The campaign dovetails with AACP’s Strategic Priority #2: creating a new portrait of pharmacists and pharmacy careers. Specifically, the strategic plan states that “AACP, in collaboration with stakeholders, will raise the profile of pharmacy as an essential healthcare profession. We will achieve recognition for pharmacists as trusted and highly accessible healthcare professionals in both traditional and new settings. And we will increase awareness of the quality and scientific rigor of pharmacy education and training.”
AACP worked with the Joint Commission of Pharmacy Practitioners to identify partners, including national pharmacy organizations as well as state associations and large companies. “This is not AACP’s campaign alone,” Maine emphasized. “We are certainly willing to assume the responsibility as a lead contributor financially and as the lead coordinating organization. Five other national pharmacy organizations are working with us. We are trying to be really true to this as pharmacy’s campaign.” The National Alliance of State Pharmacy Associations (NASPA) is one of those partners, and they are enthusiastic about what the campaign can accomplish. “I think the enhanced awareness that a campaign like this could bring is going to be critical. I believe that the state pharmacy associations are supportive. Many have said that they want their organizations to be a part of it in as large a way as possible,” said NASPA CEO Becky Snead.

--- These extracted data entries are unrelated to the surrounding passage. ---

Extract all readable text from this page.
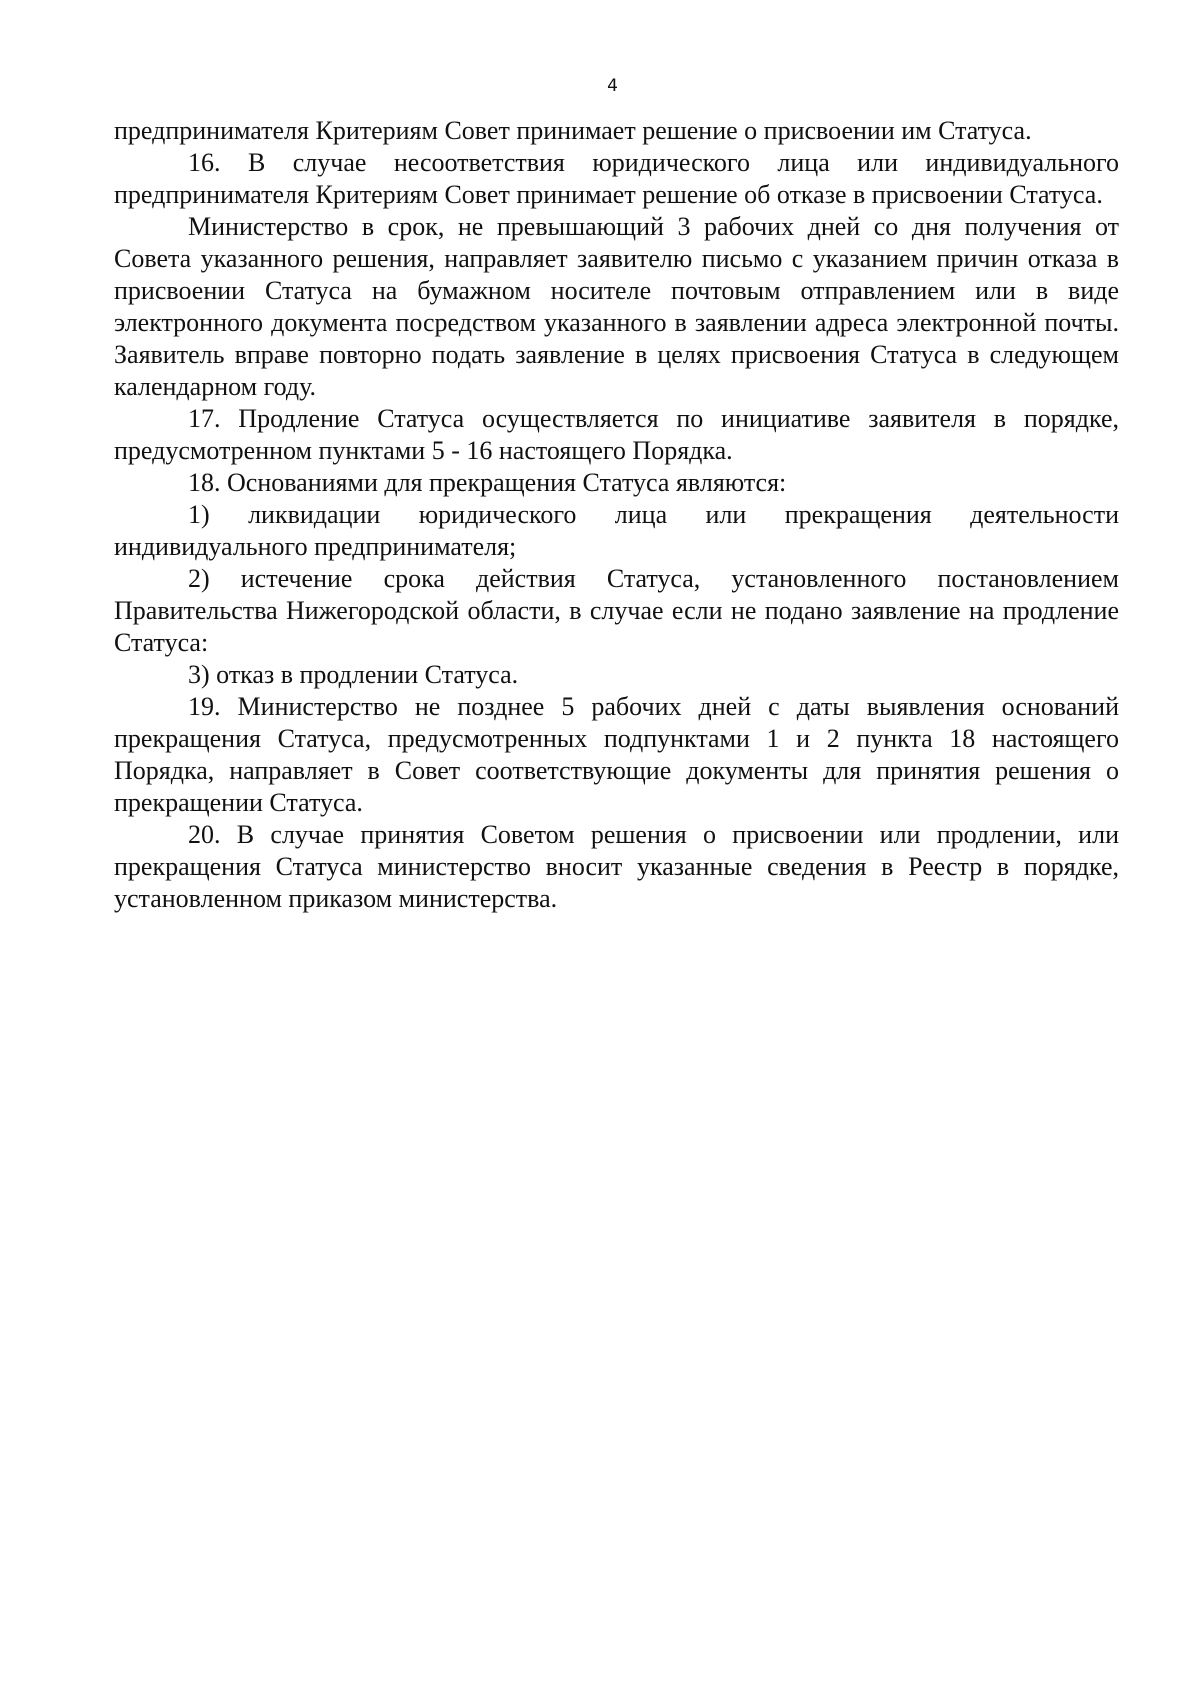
4

предпринимателя Критериям Совет принимает решение о присвоении им Статуса.

16. В случае несоответствия юридического лица или индивидуального предпринимателя Критериям Совет принимает решение об отказе в присвоении Статуса.

Министерство в срок, не превышающий 3 рабочих дней со дня получения от Совета указанного решения, направляет заявителю письмо с указанием причин отказа в присвоении Статуса на бумажном носителе почтовым отправлением или в виде электронного документа посредством указанного в заявлении адреса электронной почты. Заявитель вправе повторно подать заявление в целях присвоения Статуса в следующем календарном году.

17. Продление Статуса осуществляется по инициативе заявителя в порядке, предусмотренном пунктами 5 - 16 настоящего Порядка.

18. Основаниями для прекращения Статуса являются:

1) ликвидации юридического лица или прекращения деятельности индивидуального предпринимателя;

2) истечение срока действия Статуса, установленного постановлением Правительства Нижегородской области, в случае если не подано заявление на продление Статуса:

3) отказ в продлении Статуса.

19. Министерство не позднее 5 рабочих дней с даты выявления оснований прекращения Статуса, предусмотренных подпунктами 1 и 2 пункта 18 настоящего Порядка, направляет в Совет соответствующие документы для принятия решения о прекращении Статуса.

20. В случае принятия Советом решения о присвоении или продлении, или прекращения Статуса министерство вносит указанные сведения в Реестр в порядке, установленном приказом министерства.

Maine added, “Excitement from our members gets generated in just acknowledging that pharmacy is finally going to have a public-facing campaign and that we’re cultivating corporate partners, and individual pharmacists will have an opportunity to be spokespeople to get the message out to the consumer. We want to address the fact that pharmacists truly are the medication use experts. They care. They’re highly accessible. Pharmacists receive an amazing education. They are an important part of the healthcare team.”
One segment of the population that the campaign is specifically targeting is women ages 35–55, many of whom have children and are also helping their own parents navigate their older years and chronic illnesses. “These are the people that need to know the most about medication management and the role of the pharmacist and what it can mean to them personally,” Maine pointed out. These women can also be in a position to influence a child’s thinking about his or her education, which ties back to AACP’s Strategic Priority #1: enriching the applicant pipeline. Other audiences Maine hopes the campaign will reach include caregivers ages 45–65 as well as healthcare providers, especially physicians. “We know that if physicians encourage patients to access pharmacists, they are much more likely to find that to be a credible next step to take.”
Finally, the campaign is also aimed at pharmacists themselves. Research conducted prior to the campaign launch found that a sizable portion (33%) of the general public had an extremely favorable perception of pharmacists. Maine noted that pharmacists and student pharmacists were asked what they thought that number would be. Pharmacists weren’t so far off the mark, she said, but student pharmacists were way off, thinking the number was much lower. “We have an opportunity to correct that perception,” Maine said. “Student pharmacists need to correctly appreciate that they are held in high regard.”